Sekali ini sore tampak ganjil, dengan horizon merah membanjiri kolam. Permukaannya memantulkan nuansa langit sewarna darah. Mengerikan.
Pertentangan batin dengan pikiran terjadi menjelang senja takluk kepada malam.
Seusai merawat taman rumah dengan halaman luas, majikan memanggil agar aku menghadap ke tempat duduk di tepi kolam ikan.
Demi mempertahankan hidup, memang aku bekerja kepada seorang yang sangat kaya. Apakah hartanya diperoleh dari hasil korupsi, komisi membekingi kelompok mafia, atau hasil usaha sah, aku tidak mengetahui persis.
Terpenting aku memperoleh pekerjaan sebagai penjaga vila mewah dengan gaji cukup. Titik.
"Kamu matikan mereka. Bunuh menggunakan gagang kayu keras dengan tenaga kuat. Malam ini keluargaku hendak berpesta."
"Tapi ...."
"Tidak ada tapi-tapian. Kerjakan cepat. Sekarang!"

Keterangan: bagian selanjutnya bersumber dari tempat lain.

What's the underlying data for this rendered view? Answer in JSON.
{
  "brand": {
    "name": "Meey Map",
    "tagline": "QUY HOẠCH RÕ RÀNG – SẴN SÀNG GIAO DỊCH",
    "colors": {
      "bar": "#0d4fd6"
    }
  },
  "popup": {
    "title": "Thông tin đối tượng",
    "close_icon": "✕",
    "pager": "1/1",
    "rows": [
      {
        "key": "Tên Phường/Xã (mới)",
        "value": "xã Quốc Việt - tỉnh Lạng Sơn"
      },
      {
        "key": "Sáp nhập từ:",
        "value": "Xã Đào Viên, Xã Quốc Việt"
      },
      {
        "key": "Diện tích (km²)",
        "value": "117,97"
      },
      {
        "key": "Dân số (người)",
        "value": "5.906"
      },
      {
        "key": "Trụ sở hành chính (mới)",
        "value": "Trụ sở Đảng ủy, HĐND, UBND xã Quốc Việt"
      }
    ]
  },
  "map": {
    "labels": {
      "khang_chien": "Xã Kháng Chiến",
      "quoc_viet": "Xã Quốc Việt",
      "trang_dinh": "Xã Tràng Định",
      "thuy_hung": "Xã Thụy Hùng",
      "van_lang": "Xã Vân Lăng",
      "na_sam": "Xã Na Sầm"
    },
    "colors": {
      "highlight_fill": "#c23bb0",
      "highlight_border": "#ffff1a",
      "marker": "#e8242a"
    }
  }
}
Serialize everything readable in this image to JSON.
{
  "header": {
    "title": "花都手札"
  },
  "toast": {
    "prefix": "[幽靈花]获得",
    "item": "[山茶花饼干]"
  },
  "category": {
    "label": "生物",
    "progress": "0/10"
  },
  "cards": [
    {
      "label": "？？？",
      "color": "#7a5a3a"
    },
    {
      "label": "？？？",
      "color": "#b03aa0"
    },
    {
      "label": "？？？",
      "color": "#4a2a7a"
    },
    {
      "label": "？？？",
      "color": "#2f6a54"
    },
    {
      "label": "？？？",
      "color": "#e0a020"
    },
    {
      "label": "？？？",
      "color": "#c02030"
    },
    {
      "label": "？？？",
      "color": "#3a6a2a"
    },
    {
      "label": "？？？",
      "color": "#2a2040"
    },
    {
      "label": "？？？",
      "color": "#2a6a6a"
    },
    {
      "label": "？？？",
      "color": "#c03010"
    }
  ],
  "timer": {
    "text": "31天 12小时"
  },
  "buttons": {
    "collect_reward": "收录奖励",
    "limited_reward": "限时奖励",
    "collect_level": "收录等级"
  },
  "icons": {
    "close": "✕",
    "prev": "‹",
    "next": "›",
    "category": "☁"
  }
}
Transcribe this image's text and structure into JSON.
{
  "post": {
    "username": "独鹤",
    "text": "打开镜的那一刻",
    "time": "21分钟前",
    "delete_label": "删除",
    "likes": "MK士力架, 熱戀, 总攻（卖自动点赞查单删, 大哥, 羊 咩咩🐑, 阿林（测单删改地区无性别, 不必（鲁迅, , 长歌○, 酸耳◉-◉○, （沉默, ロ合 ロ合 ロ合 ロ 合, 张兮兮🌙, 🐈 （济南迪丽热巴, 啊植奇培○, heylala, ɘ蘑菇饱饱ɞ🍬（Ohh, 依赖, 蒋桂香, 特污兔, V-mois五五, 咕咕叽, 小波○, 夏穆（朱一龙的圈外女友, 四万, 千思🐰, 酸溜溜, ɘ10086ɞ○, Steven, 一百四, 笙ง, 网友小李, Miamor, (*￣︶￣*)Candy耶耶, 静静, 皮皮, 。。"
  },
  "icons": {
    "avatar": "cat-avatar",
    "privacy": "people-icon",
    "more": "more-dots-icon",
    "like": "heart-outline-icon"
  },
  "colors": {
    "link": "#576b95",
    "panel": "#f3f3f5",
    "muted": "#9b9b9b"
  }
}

Tiada alasan untuk menolak perintah atasan atau juragan atau majikan (mana saja boleh engkau sebut). Menimbulkan pertentangan batin. Gejolak yang menghasilkan kegaduhan antara pikiran dengan nurani.
Pikiran menyanggupi perintah atasan demi melanggengkan pekerjaan, yang telah diperoleh dengan susah payah. Malahan bisa menambah nilai positif untuk memperoleh kredibilitas lebih tinggi dari atasan.
Namun demikian, di sisi paling dalam dari jiwaku mengingatkan tentang satu hal yang tidak pernah kulakukan seumur hidup. Daripada mengikis kaidah melekat pada nurani, lebih baik menerima amarah dari majikan. Kemungkinan terburuk adalah dipecat. Begitu bisik nurani.